Today, their primary focus remains the same and we now also buy from other groups in Mexico, Guatemala and Honduras – who all started with the same goal. However the market these groups are engaging with has developed and changed and is increasingly focused on provenance and quality. Where once it was enough to say Nicaraguan or Guatemalan, many roasters are now wanting to know where in Nicaragua or Guatemala the coffee was grown and at what altitude? They want to know who the farmer was and what varietals he or she grows. How was the coffee processed? How long was the fermentation? Was it dried on a patio? On tables? Or in a mechanical drier? And ultimately, how does the coffee score?
To answer these questions, the cooperatives we deal with are developing more sophisticated approaches to coffee quality and lot separation. Where once they may have sold coffee of a fairly standard grade – HB or SHB for instance – they may now also sell coffee by the cup score or as microlots from individual farmers or regions. Here are two examples of ways in which our Central American trading partners are responding to this market demand.
One of our longest standing trading partners in Central America is Guaya’b Associacion Civil in Huehuetenango, Guatemala, who we first bought coffee from in 2005. We have visited Guaya’b several times since then and seen them develop as an organisation. Justin visited them in February this year and came back with a wealth of information about how they currently collect and process their coffee.
When we first started trading with Guaya’b their coffee was all processed by hand, at home on the farms where it was grown. This meant pulping the cherries with a manual pulper, then fermenting and washing the parchment in buckets and drying it on tarpaulins or black plastic on the ground. This is a time consuming laborious task and is severely limiting of both the quantity and the quality that a farmer is able to produce.
It was always apparent that the coffee from Guaya’b had something special – they grow a lot of Bourbon and a large part of their territory is at quite high altitude – but because of the basic processing, the coffee was often uneven in quality. Sometimes it would have great clarity, acidity and fruit, but sometimes, showing the unevenness of the processing, we would find nutty, quaker (unripe) flavours in the cup. Over the years of our relationship with them, Guaya’b have built and developed a wet mill in Jacaltenango which is now the centre of their operation. Here they are able to grade, pulp, ferment and dry a large proportion of their coffee to an even standard.

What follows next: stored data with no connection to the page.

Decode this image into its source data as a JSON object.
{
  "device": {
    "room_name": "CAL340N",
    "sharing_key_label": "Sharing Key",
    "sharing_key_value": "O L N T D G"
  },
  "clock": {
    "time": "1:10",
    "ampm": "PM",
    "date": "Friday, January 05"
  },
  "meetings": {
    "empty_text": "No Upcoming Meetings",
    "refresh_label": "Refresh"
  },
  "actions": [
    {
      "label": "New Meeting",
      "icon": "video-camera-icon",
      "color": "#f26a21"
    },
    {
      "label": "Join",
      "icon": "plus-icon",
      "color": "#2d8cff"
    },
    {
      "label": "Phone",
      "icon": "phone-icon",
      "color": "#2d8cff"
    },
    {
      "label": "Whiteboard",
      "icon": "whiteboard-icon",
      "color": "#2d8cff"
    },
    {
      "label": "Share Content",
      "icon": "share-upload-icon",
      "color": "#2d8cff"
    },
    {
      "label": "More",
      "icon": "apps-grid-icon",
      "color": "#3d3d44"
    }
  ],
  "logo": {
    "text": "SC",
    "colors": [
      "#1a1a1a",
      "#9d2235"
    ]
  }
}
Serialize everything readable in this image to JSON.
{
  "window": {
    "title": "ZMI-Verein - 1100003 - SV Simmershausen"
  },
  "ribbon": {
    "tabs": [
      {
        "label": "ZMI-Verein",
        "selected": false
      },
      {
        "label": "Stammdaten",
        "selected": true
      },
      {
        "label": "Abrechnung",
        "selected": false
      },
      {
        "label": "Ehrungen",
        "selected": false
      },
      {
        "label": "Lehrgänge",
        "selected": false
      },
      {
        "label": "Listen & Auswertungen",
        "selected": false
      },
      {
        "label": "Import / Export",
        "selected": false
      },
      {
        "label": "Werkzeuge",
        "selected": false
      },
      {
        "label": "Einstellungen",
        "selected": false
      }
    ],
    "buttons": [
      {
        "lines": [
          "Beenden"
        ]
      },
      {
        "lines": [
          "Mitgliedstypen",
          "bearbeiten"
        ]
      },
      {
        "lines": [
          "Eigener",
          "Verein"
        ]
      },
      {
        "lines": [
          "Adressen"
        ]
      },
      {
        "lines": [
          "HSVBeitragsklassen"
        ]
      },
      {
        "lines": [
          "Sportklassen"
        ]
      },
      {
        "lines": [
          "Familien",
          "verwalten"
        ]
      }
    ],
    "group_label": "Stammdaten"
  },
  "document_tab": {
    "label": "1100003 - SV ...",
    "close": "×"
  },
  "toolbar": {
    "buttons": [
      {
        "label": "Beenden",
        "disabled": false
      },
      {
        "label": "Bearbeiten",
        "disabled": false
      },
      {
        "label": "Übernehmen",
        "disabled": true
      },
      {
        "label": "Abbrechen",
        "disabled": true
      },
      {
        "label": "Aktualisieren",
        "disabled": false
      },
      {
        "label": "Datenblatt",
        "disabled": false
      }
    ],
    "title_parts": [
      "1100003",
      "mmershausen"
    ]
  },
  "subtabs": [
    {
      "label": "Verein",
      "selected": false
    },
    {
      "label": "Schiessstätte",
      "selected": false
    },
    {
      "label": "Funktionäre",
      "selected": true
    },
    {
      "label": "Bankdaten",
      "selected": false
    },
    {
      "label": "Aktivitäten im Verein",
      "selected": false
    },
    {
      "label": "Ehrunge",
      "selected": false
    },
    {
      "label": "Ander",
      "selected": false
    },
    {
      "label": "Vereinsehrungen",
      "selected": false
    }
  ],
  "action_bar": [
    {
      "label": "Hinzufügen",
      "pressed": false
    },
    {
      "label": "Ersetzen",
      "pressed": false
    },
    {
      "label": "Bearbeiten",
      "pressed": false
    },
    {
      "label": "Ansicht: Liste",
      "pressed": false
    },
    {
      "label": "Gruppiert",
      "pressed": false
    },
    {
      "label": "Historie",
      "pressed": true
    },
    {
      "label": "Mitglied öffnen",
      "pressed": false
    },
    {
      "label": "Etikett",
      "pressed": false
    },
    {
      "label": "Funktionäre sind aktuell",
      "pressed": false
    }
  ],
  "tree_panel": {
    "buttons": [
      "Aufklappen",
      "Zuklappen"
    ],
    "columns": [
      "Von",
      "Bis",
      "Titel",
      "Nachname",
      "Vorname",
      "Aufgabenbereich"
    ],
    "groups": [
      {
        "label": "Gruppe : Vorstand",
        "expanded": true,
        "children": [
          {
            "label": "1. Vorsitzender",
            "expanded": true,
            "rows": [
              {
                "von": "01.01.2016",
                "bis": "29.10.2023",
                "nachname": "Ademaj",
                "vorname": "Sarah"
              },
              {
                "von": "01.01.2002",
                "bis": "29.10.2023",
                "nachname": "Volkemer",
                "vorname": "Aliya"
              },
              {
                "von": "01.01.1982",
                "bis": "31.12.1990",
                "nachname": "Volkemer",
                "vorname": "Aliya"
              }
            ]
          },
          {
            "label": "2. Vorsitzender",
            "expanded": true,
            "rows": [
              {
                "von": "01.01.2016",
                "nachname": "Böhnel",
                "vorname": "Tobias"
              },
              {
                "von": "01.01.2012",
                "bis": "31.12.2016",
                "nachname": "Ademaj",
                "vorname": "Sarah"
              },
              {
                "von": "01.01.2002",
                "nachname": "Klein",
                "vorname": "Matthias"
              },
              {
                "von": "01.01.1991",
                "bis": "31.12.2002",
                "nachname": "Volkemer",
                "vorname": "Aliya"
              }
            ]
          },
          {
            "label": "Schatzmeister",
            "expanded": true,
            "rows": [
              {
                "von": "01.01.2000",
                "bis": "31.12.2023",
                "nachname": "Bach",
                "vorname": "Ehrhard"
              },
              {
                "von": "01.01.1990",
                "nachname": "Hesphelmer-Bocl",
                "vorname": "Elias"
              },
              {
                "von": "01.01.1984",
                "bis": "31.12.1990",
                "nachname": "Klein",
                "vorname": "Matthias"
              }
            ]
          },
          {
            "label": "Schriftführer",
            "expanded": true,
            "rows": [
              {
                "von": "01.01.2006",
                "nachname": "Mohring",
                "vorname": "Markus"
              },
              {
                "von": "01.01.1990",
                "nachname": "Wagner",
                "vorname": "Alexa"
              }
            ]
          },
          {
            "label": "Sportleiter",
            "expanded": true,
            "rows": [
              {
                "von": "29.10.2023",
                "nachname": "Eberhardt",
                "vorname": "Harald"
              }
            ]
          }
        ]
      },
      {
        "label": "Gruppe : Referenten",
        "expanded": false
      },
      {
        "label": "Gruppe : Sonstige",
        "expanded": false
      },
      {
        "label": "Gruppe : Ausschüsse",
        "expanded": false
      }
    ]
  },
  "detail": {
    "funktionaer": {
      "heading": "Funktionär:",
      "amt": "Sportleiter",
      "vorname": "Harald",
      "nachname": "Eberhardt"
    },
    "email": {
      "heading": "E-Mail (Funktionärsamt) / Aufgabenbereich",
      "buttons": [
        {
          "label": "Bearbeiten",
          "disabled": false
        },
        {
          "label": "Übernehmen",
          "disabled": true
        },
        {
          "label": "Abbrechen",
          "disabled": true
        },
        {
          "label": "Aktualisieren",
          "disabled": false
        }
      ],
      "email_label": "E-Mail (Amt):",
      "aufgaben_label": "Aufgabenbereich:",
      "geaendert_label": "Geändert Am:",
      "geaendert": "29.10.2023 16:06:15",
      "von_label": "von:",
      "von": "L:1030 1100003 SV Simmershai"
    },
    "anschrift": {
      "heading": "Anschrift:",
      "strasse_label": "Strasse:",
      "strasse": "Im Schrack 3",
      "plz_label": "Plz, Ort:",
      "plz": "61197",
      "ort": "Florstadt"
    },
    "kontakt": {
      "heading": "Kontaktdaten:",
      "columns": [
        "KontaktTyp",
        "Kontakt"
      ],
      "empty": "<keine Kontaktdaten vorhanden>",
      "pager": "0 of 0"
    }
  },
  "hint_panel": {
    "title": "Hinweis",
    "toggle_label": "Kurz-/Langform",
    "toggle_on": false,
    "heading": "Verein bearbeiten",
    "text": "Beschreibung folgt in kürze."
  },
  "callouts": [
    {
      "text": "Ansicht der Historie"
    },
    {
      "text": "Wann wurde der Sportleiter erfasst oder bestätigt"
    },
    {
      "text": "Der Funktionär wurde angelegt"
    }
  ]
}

Some of the members of Guaya’b are still too far away from the mill to be able to deliver their coffee as cherry. So they still process on the farm, but whether it’s as cherry or parchment, all of Guaya’b’s coffee is collected at the wet mill, and close attention is paid to the quality. The farm processed coffee is assessed for moisture and defects as it comes in as parchment, and samples of each farmer’s lot are sent to Huehuetenango to be further assessed and cupped. When the assessment comes back, shipping lots are accumulated based on the score of the coffees, with anything scoring under 82 points deemed unsuitable for export.
Coffee which is delivered as cherry is also checked for quality as it comes in and graded into different fermentation tanks based on this check; it is accumulated in lots according to the day it arrived and the grade it was given. Samples of these lots are also sent away to Huehuetenango for a cupping assessment and then accumulated into container-sized lots. When we started buying Guaya’b coffee, what we were buying was a standard, export grade coffee, which was often good, sometimes very good, but also sometimes a little less than good. Guaya’b now offers coffee according to its cup score and Trade Aid currently buys coffee that scores in the 84-85 range according to their assessment – which we have found to be very consistent with our own scoring.
Lucas Silvestre, Guaya’b’s manager, is open to ways that Trade Aid could buy smaller, relatively high scoring lots from Guaya’b, and was happy to consider an approach where we allow space in later shipments for microlots to be added in. The cooperative has been able to identify particular farmers who produce higher quality coffee, but currently they only export extremely small quantities of differentiated coffee.
One of the reasons why it has been difficult in the past to export coffee based on its quality, is that from the very beginning of the coop, Guaya’b members have all received the same price for their coffee. This idealistic position has worked well for them in the past, and enabled them as a group to pool their resources and build a mill which was able to improve their coffee quality across the board. But it has also meant that there has been little incentive for higher quality producers, and in a market which is demanding more differentiation they can see an opportunity. This is new ground for an organisation which was founded on equality. They have put together a 2018-2022 business plan which seeks to move to a new process whereby pricing and quality can be related.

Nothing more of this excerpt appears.